There now occurred inside the circle of seven families of which the Slepaks were a part a sudden electrifying collective and exhilarating awareness of power over their enemies, of life-enhancing alternatives to the degradations of Soviet life, of a triumphant goal to be fought for: emigration. For some members of the group, those thoughts still lay far below consciousness; for others, they were full-blown but remained for the time being unspoken. For all, the possibility of emigration became a permanent condition of their lives. Unlike the Russian democratic dissidents, who sought to remain and reform the system, these Jewish dissidents, and the movement they were soon to be part of, abandoned all hope for themselves within the system, cut the cord of destiny that had until then bound them to Russia, and now, with a slowly growing sense of belonging to the Jewish people, began to cast about for ways to leave the Soviet Union.

Diplomatic relations between Israel and the Soviet Union came to an end that June. The Israeli Embassy in Moscow was directed to close down. A few days later, on June 13, a twenty-one-year-old man named Yasha Kazakov—he had been raised in an assimilated home, subjected to some anti-Semitism, and had begun on his own to read books on Jewish history—suddenly decided that if the Soviet Union was breaking off relations with the state of Israel, he would break off relations with the Soviet Union. He sent a letter from his parents’ apartment in Moscow to the Supreme Soviet renouncing his citizenship and demanding what he claimed was his right to emigrate to Israel. The letter went unanswered. He then wrote to U Thant, secretary-general of the United Nations, hand-delivered the letter to the American Embassy, and was then arrested by the KGB, and interrogated at length. “You will never receive an exit visa,” he was told upon his release. “You were born in Russia, and you will die in Russia.” He continued to write letters demanding that he be allowed to leave the country, and in early 1969 he received permission to emigrate to Israel. Yasha Kazakov was the first Jew in the post-Stalin era to challenge personally and openly the Soviet regime and succeed.

Around the same time another Jew, Boris Kochubievsky from Kiev, who had applied to leave the Soviet Union in 1967, was refused. He applied again, was arrested, placed on trial in May 1969, and given three years in a labor camp. The Soviet pattern of arbitrary and capricious handling of visa applicants had been set, a roulette wheel of justice. It was to characterize the twenty-year period of the visa war.

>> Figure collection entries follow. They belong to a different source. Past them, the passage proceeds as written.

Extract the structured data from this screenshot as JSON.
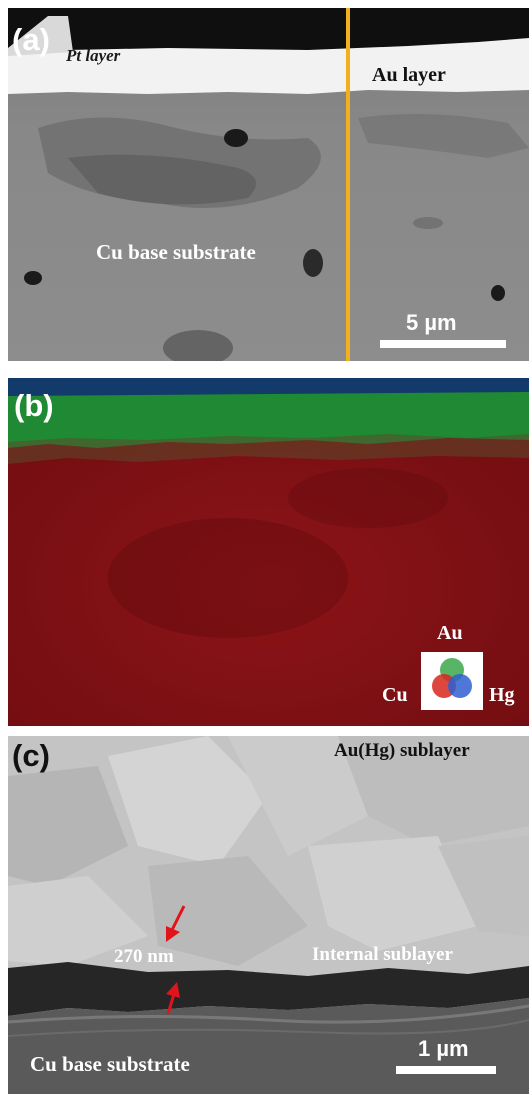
{
  "figure": {
    "panel_a": {
      "label": "(a)",
      "pt_layer": "Pt layer",
      "au_layer": "Au layer",
      "substrate": "Cu base substrate",
      "scale": "5 µm"
    },
    "panel_b": {
      "label": "(b)",
      "legend_au": "Au",
      "legend_cu": "Cu",
      "legend_hg": "Hg"
    },
    "panel_c": {
      "label": "(c)",
      "sublayer": "Au(Hg) sublayer",
      "thickness": "270 nm",
      "internal": "Internal sublayer",
      "substrate": "Cu base substrate",
      "scale": "1 µm"
    }
  }
}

In July 1967, following the Six-Day War, the Slepaks and their older son, Sanya, spent two weeks on the shore of Lake Tzesarka near the Lithuanian city of Vilna. Together with them were David and Noya Drapkin and their daughter, Vika; Victor and Lena Polsky and their daughter, Marina; Volodya and Lyalya Prestin and their son, Minya. They had one motorcycle, one car, the boat
Dolphin,
and a kayak. Each couple shared a tent. There was one tent for the two girls, and one for the two boys. They sat around campfires every night listening to overseas radio broadcasts and talking about the Six-Day War. The sons and daughters understood that what was said around those campfires and inside their apartments was never to be repeated to anyone anywhere.

After the two weeks of sailing and camping, the Drapkins and Prestins returned to Moscow, and the Slepaks and Polskys drove to Vilna and Kovno, where they visited the ghetto areas of the Nazi occupation and the site where several thousand Jews from Kovno had been murdered. They motored through Latvia, Estonia, and northwest Russia, talking often of the recent war in the Middle East and listening to the radio.

Over the shortwave radio in the course of the next year came the shocking news from the United States of the assassination of Martin Luther King, Jr., in April 1968; of riots in the streets of Washington, Chicago, Detroit, Boston; of troops guarding the American capital. First, President Kennedy; now, Dr. King. And in June, exactly one year after the onset of the Six-Day War, came the news of the assassination, in Los Angeles, of Senator Robert Kennedy by a twenty-four-year-old Christian Arab who had been born in Jordanian Jerusalem. Volodya and Masha and their friends wondered about the nature of American society, its stability, its violence, its future.